Der berühmte Tübinger Neutestamentler Adolf Schlatter war einer der vielen Enkel Anna Schlatters. In seiner Autobiographie „Rückblick auf meine Lebensarbeit“ (2. Auflage, Stuttgart 1977) schreibt er, was die Großmutter für sein Elternhaus bedeutet hat: „Die Erinnerung an die Großeltern wurde im elterlichen Hause dankbar gepflegt; für mich war dabei bedeutsam, daß sie von jeder Verherrlichung der Menschen gereinigt blieb. Zu einem Heiligenbild wurde die Großmutter bei uns nicht gemacht. Sie hat durch ihre Liebe in ihrem Sohne [Adolf Schlatters Vater] die Liebe geweckt, sie aber auf Jesus gerichtet, wodurch sie von jedem schwärmerischen Zusatz befreit geblieben ist“ (24).
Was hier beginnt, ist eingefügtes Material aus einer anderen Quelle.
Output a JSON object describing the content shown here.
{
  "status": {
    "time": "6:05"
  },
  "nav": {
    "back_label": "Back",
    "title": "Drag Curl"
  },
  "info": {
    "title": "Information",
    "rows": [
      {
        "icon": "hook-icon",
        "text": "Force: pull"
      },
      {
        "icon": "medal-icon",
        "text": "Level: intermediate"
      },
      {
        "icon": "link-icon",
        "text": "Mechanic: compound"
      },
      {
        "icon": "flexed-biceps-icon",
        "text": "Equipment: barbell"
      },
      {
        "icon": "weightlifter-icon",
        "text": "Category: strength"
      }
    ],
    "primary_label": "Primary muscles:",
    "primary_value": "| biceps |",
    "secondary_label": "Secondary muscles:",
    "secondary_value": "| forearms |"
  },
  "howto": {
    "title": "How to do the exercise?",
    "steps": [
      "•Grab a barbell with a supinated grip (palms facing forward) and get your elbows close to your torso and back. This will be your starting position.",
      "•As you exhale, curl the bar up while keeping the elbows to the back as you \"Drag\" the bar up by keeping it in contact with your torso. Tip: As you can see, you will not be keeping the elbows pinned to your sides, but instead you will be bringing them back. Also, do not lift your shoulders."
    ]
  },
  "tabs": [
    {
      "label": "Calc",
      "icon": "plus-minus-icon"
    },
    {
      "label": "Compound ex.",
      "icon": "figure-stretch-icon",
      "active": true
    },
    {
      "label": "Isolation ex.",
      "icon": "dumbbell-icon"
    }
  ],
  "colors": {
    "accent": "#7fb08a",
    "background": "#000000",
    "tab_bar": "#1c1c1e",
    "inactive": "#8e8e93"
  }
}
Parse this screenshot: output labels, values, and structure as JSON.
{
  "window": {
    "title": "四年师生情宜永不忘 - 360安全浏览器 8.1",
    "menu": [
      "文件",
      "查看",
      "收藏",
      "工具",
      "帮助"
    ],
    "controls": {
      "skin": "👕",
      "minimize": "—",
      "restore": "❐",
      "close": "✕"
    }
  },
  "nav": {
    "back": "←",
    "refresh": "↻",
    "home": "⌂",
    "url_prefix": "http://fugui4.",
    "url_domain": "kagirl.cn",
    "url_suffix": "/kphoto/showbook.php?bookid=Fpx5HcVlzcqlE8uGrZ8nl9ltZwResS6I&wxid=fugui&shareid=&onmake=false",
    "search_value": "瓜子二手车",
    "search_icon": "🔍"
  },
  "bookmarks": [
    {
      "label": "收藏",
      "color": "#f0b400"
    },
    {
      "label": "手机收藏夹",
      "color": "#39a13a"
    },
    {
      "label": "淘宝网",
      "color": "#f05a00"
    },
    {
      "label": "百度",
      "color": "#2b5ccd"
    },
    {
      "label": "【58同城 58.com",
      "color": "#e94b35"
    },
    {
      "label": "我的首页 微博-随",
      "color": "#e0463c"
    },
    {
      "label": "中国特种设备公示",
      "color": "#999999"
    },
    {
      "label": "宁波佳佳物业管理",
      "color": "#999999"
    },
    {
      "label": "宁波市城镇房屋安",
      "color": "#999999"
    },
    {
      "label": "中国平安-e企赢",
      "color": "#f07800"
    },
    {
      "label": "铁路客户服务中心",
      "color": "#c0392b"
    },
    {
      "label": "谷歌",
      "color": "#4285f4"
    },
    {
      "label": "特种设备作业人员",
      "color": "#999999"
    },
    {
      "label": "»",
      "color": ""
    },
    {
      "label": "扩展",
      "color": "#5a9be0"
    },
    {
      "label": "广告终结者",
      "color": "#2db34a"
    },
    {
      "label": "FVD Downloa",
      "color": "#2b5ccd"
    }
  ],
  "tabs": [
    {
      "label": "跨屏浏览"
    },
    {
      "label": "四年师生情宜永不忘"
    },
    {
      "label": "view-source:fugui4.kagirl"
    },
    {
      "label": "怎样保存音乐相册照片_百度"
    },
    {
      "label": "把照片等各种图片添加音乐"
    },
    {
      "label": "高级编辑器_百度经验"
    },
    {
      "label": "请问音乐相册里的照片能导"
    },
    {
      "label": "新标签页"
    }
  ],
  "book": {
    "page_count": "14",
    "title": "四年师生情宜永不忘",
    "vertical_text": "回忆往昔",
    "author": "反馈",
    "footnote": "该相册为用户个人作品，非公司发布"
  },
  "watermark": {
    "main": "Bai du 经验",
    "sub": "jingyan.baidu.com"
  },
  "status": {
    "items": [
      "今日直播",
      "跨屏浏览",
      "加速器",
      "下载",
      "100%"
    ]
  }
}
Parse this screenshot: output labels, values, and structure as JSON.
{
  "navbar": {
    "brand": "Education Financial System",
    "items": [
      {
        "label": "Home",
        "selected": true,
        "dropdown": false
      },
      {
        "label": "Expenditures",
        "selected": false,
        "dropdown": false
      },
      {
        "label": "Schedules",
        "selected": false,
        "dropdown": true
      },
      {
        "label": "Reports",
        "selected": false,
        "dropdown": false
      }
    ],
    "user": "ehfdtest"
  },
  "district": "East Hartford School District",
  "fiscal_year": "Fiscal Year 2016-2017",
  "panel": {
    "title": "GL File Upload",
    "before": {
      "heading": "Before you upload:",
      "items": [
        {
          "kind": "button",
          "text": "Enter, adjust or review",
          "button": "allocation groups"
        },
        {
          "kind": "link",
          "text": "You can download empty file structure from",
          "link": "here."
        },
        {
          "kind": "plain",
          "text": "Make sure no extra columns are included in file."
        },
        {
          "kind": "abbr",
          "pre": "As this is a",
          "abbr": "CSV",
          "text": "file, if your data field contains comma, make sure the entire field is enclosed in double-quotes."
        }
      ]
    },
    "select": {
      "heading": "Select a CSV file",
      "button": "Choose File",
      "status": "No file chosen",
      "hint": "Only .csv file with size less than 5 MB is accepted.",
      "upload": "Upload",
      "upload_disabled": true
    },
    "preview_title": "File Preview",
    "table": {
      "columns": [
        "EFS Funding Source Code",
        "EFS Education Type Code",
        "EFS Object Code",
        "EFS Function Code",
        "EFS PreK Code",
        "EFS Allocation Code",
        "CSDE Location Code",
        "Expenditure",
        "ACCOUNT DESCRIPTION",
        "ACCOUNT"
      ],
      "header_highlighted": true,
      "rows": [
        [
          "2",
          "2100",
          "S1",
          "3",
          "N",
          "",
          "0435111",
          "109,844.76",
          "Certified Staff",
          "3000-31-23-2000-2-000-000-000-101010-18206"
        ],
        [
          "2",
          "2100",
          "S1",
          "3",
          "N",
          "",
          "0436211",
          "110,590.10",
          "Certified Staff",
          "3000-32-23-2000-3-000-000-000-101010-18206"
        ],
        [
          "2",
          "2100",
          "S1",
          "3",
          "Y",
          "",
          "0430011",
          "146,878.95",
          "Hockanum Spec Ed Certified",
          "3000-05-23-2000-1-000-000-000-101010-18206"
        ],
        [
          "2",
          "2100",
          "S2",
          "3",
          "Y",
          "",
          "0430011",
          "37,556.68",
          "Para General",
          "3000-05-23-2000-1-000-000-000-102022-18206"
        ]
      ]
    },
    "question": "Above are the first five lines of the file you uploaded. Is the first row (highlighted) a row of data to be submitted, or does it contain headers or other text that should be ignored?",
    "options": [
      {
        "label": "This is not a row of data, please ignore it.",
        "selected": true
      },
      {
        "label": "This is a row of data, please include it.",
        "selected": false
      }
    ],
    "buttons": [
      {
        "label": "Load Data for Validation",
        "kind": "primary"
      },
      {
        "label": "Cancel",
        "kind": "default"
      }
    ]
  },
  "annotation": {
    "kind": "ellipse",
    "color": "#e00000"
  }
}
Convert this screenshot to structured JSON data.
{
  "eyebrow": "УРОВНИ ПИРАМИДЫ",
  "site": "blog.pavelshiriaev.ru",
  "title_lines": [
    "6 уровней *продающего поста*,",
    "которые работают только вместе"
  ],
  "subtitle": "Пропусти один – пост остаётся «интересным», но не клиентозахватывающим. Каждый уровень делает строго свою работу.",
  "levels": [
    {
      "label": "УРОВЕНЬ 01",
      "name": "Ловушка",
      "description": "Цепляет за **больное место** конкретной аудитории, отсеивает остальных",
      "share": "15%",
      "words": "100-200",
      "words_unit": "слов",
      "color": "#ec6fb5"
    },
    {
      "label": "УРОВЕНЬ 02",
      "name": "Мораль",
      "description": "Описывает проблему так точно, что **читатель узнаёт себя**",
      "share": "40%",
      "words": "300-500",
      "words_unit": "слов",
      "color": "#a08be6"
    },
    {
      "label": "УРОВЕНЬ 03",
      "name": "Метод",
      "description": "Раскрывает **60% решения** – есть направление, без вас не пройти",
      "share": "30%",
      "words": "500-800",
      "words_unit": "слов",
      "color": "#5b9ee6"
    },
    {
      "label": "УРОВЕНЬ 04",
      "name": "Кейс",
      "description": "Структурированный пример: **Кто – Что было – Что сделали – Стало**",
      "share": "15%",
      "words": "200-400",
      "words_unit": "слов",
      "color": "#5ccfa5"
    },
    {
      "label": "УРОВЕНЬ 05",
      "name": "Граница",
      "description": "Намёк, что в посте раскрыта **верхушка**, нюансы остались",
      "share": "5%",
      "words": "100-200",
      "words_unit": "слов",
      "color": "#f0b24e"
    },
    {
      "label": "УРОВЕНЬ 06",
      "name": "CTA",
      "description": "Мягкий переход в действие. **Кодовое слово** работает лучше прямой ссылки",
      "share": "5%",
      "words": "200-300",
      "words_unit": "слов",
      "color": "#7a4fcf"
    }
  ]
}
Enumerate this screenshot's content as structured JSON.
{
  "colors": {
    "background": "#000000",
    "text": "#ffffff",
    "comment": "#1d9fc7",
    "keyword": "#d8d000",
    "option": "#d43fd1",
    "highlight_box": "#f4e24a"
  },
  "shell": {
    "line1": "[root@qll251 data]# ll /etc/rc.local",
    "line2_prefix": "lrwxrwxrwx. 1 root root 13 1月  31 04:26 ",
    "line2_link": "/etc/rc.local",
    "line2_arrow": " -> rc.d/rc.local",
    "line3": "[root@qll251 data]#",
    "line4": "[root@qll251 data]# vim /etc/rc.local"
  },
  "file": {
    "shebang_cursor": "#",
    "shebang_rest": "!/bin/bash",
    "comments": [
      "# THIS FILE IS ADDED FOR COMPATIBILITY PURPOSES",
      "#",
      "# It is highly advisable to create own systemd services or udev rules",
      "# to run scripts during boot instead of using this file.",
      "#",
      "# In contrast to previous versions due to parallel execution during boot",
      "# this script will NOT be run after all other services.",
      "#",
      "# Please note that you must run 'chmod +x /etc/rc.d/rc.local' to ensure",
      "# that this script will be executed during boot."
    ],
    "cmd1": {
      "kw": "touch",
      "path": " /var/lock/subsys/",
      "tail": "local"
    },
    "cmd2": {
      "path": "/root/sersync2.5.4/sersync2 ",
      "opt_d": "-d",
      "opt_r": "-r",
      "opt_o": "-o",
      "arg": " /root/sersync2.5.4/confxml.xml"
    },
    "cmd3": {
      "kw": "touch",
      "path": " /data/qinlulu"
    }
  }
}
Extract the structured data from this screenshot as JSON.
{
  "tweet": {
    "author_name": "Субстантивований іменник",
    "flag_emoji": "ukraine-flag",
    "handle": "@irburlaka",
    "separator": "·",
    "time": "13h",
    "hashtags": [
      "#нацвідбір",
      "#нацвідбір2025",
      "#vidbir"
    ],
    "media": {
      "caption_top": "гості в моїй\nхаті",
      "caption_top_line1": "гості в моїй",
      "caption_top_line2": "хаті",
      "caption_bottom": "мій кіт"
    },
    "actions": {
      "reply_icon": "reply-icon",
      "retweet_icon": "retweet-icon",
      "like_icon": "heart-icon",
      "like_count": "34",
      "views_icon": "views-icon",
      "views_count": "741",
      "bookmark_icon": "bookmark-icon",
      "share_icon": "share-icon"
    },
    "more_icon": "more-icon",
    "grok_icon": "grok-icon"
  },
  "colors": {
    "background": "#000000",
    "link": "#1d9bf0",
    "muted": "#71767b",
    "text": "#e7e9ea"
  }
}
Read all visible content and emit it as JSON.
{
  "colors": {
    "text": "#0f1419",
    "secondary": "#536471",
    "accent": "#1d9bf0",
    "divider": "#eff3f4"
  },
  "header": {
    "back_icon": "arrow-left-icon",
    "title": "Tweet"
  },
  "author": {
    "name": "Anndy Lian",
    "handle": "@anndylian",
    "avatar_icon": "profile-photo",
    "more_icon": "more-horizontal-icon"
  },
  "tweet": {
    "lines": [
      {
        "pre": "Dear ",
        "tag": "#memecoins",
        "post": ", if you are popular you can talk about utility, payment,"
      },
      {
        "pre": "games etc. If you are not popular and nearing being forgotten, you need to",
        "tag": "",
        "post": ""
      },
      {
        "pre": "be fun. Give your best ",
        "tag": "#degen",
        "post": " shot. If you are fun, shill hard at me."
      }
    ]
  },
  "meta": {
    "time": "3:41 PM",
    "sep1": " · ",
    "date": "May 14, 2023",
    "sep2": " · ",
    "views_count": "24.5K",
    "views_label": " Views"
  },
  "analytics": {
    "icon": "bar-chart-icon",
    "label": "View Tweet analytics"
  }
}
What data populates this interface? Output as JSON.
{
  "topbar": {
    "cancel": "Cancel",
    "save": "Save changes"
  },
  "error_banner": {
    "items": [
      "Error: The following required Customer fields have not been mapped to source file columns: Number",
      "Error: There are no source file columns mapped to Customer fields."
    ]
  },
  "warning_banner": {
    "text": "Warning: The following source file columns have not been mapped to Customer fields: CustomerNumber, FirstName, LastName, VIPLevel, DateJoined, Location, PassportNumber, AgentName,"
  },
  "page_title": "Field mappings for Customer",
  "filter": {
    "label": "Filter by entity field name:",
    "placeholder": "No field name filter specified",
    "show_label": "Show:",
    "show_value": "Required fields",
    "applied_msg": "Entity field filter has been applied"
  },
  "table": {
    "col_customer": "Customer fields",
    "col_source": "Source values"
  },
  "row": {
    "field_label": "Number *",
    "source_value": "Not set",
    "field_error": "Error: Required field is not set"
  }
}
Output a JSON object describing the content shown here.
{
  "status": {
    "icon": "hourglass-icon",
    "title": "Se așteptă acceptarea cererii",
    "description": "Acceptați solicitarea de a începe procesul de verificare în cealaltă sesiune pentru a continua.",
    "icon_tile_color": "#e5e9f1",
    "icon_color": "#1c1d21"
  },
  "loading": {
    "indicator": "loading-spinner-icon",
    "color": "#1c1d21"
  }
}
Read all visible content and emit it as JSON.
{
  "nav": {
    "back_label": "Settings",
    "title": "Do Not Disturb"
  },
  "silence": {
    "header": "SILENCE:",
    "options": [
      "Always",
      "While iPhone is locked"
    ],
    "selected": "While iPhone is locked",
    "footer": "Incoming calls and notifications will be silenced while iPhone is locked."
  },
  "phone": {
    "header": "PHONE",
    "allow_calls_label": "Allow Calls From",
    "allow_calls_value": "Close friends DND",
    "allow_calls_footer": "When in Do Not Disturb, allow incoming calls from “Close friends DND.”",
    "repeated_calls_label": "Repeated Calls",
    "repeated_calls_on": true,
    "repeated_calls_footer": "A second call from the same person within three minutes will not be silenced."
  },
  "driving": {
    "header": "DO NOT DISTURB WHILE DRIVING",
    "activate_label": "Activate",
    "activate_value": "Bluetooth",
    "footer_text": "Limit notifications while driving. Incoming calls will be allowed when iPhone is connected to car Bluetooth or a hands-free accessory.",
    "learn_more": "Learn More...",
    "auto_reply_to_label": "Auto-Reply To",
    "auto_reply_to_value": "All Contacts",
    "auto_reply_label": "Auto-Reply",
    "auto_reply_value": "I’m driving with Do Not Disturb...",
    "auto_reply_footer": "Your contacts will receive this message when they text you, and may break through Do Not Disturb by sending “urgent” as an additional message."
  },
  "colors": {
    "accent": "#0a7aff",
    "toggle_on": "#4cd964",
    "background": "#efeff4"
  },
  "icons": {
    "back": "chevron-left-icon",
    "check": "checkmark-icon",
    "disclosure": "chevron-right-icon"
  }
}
Auch meine Ausführungen zu Anna Schlatter sollten sie nicht zu einem Heiligenbild machen, sondern als engagierte Christin von großer Menschlichkeit erkennen lassen. Statt sich in ein Ghetto frommer Innerlichkeit zurückzuziehen, stand sie mitten in den geistigen und politischen Auseinandersetzungen ihrer Zeit. Aus eigener Initiative ist sie beherzt für zu Unrecht verfolgte katholische Freunde eingetreten und hat Mittel und Wege gefunden, um in Not geratene Mitbürger materiell zu unterstützen. Weiter Horizont, unabhängiges Urteilsvermögen und die Sehnsucht nach Gemeinschaft mit den Kindern Gottes aus allen Konfessionen ließen die reformierte Christin zu einer der ersten modernen Ökumenikerinnen werden.